Das genossenschaftliche Wohnbauprojekt De Novali ist einen großen Schritt weiter. Endlich ist eine Ausgleichsfläche für das für die Bebauung vorgesehen Grundstück gefunden – und das war alles andere als einfach.
Erstmals entsteht in Zimmern ein großes genossenschaftliches Wohnprojekt: In der Hausener Straße ist ein Gebäudekomplex mit insgesamt 31 Wohnungen vorgesehen. .
Für das Vorhaben musste die Gemeinde einen vorhabenbezogenen Bebauungsplan aufstellen. Antragssteller war die Genossenschaft Wohnprojekt De Novali eG.
Das baurechtliche Prozedere nahm weitaus mehr Zeit in Anspruch als geplant. Am Dienstagabend – knapp zwei Jahre nach dem Aufstellungsbeschluss – konnte der Zimmerner Gemeinderat das Bebauungsplanverfahren mit dem abschließenden Satzungsbeschluss abschließen.
Freude bei den Zuhörern
Zuvor hatte der Gemeinderat dem Durchführungsvertrag (städtebaulicher Vertrag) mit der Genossenschaft Wohnprojekt De Novali eG zugestimmt. Vor den Augen der Ratsrunde unterschrieb Bürgermeisterin Carmen Merz die getroffenen Vereinbarungen zur Ausgleichsmaßnahme.
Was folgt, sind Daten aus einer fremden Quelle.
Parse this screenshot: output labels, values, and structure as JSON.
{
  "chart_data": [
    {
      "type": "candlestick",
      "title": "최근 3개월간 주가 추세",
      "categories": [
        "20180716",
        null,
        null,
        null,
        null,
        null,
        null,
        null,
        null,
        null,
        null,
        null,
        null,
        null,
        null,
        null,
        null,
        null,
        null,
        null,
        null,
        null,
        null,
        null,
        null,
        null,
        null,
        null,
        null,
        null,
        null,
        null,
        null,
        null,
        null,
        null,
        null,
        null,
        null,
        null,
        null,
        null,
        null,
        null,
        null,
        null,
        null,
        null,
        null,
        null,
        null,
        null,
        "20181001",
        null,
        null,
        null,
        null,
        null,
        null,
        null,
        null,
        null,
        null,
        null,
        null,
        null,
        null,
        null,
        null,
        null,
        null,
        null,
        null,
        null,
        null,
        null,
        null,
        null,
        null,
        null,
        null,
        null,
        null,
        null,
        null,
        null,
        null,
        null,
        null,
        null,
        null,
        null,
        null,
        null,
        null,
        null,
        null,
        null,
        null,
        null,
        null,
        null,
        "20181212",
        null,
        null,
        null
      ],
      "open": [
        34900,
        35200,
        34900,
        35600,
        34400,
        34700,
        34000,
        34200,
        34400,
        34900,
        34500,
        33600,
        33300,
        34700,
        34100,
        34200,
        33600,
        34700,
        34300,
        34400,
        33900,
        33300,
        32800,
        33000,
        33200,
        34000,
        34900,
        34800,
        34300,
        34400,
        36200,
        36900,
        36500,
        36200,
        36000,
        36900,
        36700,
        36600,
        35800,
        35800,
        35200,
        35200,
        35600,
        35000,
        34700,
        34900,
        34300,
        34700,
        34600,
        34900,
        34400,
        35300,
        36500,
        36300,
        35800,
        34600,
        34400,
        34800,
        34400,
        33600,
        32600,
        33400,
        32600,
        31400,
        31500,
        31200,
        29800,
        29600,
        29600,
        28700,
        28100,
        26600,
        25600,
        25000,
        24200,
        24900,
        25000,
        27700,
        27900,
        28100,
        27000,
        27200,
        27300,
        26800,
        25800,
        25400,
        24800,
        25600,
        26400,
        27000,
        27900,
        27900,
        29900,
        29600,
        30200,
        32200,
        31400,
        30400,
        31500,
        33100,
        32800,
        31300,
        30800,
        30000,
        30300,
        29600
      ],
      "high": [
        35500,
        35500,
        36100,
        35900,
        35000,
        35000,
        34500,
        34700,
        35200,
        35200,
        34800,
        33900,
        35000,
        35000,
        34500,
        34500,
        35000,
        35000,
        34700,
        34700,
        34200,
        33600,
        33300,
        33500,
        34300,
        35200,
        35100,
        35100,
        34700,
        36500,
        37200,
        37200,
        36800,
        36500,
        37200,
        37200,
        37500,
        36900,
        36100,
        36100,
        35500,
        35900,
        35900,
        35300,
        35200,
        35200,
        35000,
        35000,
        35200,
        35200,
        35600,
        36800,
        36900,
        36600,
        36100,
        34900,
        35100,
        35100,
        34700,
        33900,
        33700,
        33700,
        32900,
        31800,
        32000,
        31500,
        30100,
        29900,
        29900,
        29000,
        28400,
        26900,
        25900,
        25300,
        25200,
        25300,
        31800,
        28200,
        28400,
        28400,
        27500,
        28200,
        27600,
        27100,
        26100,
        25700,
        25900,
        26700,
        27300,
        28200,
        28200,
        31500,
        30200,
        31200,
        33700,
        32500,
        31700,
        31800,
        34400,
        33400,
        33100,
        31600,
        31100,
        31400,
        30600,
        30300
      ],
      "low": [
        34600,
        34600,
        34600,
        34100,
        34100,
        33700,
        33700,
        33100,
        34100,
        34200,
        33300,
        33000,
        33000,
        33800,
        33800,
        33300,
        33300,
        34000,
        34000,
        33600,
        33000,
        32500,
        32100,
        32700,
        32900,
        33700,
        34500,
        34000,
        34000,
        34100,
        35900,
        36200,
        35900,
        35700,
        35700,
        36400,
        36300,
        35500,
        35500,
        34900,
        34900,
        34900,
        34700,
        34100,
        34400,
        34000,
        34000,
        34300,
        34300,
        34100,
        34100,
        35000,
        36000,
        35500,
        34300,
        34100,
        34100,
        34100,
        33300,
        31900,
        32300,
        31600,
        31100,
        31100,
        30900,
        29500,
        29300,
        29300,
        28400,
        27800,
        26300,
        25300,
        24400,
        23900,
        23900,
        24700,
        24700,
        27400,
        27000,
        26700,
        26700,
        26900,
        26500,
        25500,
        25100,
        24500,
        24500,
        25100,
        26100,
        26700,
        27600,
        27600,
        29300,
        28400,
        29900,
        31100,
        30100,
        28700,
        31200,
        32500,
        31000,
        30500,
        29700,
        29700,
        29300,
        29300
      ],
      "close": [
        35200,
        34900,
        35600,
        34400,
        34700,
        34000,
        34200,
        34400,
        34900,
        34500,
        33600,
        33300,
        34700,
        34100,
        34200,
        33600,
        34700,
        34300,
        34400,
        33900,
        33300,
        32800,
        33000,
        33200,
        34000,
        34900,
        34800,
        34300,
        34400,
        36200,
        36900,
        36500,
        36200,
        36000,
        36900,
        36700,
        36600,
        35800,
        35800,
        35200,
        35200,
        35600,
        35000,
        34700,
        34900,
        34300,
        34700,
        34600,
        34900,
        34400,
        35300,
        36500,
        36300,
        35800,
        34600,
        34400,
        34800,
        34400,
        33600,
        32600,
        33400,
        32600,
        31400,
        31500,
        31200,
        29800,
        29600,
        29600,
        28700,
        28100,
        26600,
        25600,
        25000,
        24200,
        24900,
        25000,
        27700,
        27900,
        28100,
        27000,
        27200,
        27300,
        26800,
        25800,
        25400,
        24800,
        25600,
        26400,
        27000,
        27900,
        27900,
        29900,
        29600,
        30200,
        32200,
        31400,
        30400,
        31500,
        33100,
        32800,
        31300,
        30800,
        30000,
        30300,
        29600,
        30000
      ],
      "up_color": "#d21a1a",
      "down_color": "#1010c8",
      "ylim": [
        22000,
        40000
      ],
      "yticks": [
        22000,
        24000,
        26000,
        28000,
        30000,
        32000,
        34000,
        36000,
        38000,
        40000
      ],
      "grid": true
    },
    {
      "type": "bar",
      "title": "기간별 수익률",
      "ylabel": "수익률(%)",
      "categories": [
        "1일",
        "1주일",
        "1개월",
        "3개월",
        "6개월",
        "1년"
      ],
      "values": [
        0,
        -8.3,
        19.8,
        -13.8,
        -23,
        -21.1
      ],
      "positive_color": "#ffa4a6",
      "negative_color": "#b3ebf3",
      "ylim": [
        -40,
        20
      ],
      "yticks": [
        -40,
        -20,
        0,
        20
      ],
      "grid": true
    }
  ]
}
Die Suche nach einer Fläche für die von der Unteren Naturschutzbehörde geforderten Streuobstwiese als ökologischen Ausgleich hatte sich als recht schwierig erwiesen. An der südlichen Ortsrandlage wurde dann doch noch ein Grundstück gefunden.
„Jetzt ist es geschafft“, freute sich die Rathauschefin. Freude kam auch in den Zuhörerreihen auf. Etliche Genossen und Genossinnen verfolgten die Sitzung und verließen nach diesem Tagesordnungspunkt zufrieden den Ratssaal.
Räume für Hilfsbedürftige und die Wohngemeinschaft
Neben 31 Wohnungen umfasst der Gebäudekomplex Räumlichkeiten für hilfsbedürftige Menschen (zehn Plätze in einer Wohngemeinschaft) sowie Gemeinschaftsräume. 43 PKW-Stellplätze (Tiefgarage 25, oberirdisch 18) sind vorgesehen. Dazu kommen noch 89 Abstellplätze für Fahrräder.
Joachim Sigmund vom gleichnamigen Vermessungsbüro aus Plochingen erläuterte dem Gremium die mit der Unteren Naturschutzbehörde abgesprochene ökologische Ersatzmaßnahme. Für die Gemeinde sei es wichtig, so Sigmund, über eine Handhabe zu verfügen, um die Maßnahme einfordern und überwachen zu können. Die Vereinbarungen werden über eine Grunddienstbarkeit abgesichert.
Der Bebauungsplan sollte ursprünglich im vereinfachten Verfahren aufgestellt werden. Die zwischenzeitlich veränderte Rechtslage hatte jedoch ein Regelverfahren mit Umweltbericht erforderlich gemacht.